I'm not sure which "put it in" you're talking about, but either way sounds fun!

Flguy, different materials decompose with certain byproducts, most of the byproducts are not desirable for the water.


----------



## Flguy32514 (Sep 16, 2012)

Wirelessly posted

I'm aware of that, it just doesn't make sense why we can get permits for the gulf, but not the bay


----------



## WhackUmStackUm (Jan 31, 2010)

It is my understanding that the Corps of Engineers, the Florida Department of Environmental Protection, and the FWC get heavily involved in the artificial reef site permitting process. Large Area Artificial Reef Sites (LAARS) are permitted areas offshore where counties are allowed to permit private citizens to place "personal reefs." During the permitting process, the Corps, DEP and FWC ensure that the artificial reefs will not become hazards to navigation at a permitted site, and that natural wildlife habitat will not disturbed by the artificial reefs.
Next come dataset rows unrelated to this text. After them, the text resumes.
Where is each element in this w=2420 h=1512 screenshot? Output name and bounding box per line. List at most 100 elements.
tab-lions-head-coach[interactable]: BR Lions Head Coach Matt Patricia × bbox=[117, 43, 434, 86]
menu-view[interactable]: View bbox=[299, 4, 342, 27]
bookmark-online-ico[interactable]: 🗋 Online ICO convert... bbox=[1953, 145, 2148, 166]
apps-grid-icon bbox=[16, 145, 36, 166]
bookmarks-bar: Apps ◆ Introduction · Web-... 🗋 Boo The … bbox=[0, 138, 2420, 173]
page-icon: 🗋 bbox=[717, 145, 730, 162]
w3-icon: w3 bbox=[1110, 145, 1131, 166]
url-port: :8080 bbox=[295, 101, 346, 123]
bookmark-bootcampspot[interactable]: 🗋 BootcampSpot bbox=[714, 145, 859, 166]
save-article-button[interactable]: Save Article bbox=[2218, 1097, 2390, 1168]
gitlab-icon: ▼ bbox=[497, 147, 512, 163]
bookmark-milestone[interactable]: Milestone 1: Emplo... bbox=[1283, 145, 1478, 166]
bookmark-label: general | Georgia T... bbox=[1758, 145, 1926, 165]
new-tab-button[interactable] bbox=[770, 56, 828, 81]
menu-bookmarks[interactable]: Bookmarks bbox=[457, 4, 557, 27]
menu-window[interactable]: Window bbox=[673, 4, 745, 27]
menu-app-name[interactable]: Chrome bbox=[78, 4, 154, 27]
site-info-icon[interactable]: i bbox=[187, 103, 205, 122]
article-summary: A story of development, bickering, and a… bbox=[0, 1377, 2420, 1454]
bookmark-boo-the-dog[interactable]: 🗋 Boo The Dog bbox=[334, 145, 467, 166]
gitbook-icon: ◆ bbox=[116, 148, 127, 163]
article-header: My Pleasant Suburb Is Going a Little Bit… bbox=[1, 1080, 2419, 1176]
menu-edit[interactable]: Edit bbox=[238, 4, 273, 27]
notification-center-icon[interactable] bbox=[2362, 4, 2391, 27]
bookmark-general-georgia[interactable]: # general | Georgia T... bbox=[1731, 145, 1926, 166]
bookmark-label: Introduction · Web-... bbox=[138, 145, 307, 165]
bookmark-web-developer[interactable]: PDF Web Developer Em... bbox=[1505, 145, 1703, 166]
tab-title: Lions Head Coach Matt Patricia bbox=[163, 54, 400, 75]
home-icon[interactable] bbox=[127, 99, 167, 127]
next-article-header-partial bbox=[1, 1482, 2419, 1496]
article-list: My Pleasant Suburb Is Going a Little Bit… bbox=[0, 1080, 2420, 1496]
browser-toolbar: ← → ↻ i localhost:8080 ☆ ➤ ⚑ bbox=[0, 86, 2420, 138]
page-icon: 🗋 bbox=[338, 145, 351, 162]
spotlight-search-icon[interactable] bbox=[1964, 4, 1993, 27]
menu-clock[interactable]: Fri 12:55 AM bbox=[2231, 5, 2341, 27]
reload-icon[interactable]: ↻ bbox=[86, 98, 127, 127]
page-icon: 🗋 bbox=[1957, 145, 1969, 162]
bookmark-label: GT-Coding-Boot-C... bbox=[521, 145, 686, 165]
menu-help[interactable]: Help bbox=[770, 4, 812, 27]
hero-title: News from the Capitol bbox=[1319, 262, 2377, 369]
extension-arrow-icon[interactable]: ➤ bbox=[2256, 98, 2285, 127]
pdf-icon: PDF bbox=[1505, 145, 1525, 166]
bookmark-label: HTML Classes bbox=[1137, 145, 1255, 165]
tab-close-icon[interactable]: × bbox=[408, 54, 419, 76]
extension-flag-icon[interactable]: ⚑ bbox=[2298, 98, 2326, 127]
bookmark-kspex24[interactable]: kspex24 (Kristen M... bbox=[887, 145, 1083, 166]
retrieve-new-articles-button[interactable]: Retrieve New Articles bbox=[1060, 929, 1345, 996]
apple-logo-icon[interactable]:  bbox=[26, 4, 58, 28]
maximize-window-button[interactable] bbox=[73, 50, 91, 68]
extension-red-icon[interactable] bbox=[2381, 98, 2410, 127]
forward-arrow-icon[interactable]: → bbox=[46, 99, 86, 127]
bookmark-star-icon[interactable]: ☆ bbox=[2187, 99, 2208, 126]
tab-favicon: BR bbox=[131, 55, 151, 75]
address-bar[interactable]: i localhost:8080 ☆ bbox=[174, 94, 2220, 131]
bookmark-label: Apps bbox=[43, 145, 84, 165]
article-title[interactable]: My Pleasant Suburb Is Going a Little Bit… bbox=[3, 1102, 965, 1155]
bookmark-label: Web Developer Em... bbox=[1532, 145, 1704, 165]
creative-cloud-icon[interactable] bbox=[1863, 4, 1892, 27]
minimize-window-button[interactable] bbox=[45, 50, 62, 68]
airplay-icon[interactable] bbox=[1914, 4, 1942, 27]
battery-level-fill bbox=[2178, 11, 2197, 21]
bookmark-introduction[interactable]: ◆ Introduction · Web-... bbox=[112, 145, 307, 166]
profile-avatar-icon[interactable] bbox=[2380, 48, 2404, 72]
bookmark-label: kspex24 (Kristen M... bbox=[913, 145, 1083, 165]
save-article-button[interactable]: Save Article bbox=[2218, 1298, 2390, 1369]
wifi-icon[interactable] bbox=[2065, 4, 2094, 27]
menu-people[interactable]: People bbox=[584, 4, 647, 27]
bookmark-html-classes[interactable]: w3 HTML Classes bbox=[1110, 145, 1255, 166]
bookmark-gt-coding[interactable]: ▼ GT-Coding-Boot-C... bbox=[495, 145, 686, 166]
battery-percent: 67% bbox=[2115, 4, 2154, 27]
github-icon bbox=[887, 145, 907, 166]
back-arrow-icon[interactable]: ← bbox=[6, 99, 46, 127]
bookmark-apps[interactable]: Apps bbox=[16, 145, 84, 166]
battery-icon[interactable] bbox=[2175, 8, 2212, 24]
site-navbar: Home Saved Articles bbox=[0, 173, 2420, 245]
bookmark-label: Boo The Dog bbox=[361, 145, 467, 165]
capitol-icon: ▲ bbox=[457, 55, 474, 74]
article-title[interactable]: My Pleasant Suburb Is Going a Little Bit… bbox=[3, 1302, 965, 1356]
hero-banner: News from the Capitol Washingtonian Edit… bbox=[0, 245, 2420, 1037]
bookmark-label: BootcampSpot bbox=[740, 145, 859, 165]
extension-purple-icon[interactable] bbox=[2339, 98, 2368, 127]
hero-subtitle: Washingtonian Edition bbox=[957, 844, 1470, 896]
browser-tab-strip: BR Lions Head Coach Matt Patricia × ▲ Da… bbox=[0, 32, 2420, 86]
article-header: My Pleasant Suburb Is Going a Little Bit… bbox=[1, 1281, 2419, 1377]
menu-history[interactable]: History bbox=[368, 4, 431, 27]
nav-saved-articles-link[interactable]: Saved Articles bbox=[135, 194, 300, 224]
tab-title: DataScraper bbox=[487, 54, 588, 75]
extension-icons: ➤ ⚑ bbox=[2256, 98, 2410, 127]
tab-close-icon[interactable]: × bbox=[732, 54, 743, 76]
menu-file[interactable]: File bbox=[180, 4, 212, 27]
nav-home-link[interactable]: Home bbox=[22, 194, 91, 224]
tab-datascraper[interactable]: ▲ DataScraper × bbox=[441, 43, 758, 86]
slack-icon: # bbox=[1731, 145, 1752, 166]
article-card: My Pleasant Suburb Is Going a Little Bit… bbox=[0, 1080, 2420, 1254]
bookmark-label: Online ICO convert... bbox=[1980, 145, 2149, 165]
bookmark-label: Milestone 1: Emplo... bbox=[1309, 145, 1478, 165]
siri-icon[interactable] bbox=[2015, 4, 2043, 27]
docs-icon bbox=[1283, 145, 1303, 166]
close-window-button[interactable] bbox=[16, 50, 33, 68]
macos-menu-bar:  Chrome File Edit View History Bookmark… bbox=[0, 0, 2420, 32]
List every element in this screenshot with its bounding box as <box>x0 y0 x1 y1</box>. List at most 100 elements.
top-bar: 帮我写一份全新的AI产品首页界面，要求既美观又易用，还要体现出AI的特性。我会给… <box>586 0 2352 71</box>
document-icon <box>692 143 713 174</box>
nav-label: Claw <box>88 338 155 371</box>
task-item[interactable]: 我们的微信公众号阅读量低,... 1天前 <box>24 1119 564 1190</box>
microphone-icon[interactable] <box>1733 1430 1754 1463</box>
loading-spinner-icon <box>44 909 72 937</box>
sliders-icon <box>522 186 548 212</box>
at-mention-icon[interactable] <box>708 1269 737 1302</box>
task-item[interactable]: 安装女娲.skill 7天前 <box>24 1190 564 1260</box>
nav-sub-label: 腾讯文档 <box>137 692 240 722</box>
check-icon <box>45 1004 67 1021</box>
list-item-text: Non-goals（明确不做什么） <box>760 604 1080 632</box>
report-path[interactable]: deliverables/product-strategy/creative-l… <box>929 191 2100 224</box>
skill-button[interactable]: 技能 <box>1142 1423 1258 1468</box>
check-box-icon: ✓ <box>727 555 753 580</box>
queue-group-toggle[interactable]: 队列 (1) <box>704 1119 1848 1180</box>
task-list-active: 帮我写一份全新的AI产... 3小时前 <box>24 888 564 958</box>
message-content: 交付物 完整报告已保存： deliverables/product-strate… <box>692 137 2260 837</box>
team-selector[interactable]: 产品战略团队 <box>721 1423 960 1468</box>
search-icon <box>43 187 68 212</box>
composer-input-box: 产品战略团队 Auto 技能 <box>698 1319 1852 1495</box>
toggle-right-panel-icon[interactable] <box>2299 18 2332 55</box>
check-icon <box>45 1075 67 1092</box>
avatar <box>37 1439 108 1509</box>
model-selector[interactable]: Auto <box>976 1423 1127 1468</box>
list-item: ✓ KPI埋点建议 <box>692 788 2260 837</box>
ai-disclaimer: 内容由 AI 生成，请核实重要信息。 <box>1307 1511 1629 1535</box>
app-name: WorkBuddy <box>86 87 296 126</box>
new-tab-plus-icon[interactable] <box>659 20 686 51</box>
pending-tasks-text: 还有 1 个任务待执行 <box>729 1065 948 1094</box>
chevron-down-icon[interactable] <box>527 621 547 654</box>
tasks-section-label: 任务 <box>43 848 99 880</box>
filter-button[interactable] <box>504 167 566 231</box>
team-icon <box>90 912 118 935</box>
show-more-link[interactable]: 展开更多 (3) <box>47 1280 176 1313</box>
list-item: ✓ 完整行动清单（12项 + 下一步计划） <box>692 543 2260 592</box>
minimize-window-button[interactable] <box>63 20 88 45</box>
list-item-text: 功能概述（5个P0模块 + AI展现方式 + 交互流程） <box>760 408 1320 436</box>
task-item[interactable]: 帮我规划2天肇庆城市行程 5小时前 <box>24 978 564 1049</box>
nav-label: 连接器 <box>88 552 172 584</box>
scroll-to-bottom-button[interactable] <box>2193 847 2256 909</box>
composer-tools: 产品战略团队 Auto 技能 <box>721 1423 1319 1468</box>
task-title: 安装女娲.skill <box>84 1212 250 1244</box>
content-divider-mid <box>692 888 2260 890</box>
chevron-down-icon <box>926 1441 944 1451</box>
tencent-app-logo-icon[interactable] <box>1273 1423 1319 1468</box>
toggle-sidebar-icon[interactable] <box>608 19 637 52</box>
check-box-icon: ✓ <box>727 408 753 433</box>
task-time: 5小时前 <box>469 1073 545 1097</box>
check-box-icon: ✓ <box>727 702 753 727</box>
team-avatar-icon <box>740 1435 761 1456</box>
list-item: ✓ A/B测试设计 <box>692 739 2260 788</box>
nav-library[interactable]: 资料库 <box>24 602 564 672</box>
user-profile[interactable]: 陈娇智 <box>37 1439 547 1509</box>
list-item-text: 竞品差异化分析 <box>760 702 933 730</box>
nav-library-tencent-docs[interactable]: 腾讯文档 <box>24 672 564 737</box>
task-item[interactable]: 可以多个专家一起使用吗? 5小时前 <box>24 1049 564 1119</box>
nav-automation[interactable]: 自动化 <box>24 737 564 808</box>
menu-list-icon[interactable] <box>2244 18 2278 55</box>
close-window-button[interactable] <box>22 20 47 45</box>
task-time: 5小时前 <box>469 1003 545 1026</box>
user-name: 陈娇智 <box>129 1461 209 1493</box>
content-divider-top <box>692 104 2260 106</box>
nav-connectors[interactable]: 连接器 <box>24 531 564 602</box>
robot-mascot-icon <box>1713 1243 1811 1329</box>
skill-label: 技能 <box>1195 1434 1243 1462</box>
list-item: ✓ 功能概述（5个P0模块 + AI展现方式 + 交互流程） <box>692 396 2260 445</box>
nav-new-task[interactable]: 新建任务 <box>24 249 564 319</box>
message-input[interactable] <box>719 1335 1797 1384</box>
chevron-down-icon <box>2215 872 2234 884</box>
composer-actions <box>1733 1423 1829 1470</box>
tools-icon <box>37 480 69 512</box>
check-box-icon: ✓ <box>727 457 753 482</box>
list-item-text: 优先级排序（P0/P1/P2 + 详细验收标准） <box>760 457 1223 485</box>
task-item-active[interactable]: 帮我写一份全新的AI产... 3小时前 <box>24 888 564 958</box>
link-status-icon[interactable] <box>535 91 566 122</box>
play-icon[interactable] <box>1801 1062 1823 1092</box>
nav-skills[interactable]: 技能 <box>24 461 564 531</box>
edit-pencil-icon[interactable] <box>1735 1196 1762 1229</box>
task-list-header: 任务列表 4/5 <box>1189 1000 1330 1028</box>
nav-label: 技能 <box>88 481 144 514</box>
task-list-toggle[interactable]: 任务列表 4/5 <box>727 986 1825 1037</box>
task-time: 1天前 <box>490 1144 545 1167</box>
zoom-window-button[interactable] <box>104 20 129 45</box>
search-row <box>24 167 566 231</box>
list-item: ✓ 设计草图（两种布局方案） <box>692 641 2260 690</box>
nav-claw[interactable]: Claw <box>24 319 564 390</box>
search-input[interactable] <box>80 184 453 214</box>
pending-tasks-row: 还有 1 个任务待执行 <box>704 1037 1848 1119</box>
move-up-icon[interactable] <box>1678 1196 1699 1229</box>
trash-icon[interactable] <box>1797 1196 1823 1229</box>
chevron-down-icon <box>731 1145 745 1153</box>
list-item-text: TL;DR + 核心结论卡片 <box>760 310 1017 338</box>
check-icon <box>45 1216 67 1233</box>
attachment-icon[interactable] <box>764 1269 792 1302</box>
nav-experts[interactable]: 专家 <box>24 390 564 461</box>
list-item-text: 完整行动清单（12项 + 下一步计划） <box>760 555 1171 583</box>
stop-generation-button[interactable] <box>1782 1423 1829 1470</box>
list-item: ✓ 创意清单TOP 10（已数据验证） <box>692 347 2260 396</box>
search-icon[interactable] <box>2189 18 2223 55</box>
Placing artificial reefs outside of a LAARS, or without a permit, is a serious form of dumping/littering and can result in stiff fines and jail time. Even more serious is the potential damage to natural habitat, which can harm or stunt future generations of game fish.

With today's side-scanning bottom machines, illegal reefs/dump sites are easy to find. I would recommend partnering up with a buddy who has a Hummingbird or Lowrance side-scan setup and putting around the Bay or ICW for a few hours. You will find all of the "private spots" you will ever need.


----------



## old sneaky (May 1, 2008)

shrimpers just love bay reefs!!!


----------



## ryanbr (Oct 10, 2007)

Theres plenty of stuff in the bay. You have to learn to look for it though. It's much different than looking in the gulf. Fish dont always "hold" on structure like the gulf. It's also very easy to dump stuff uselessly in the mud.


----------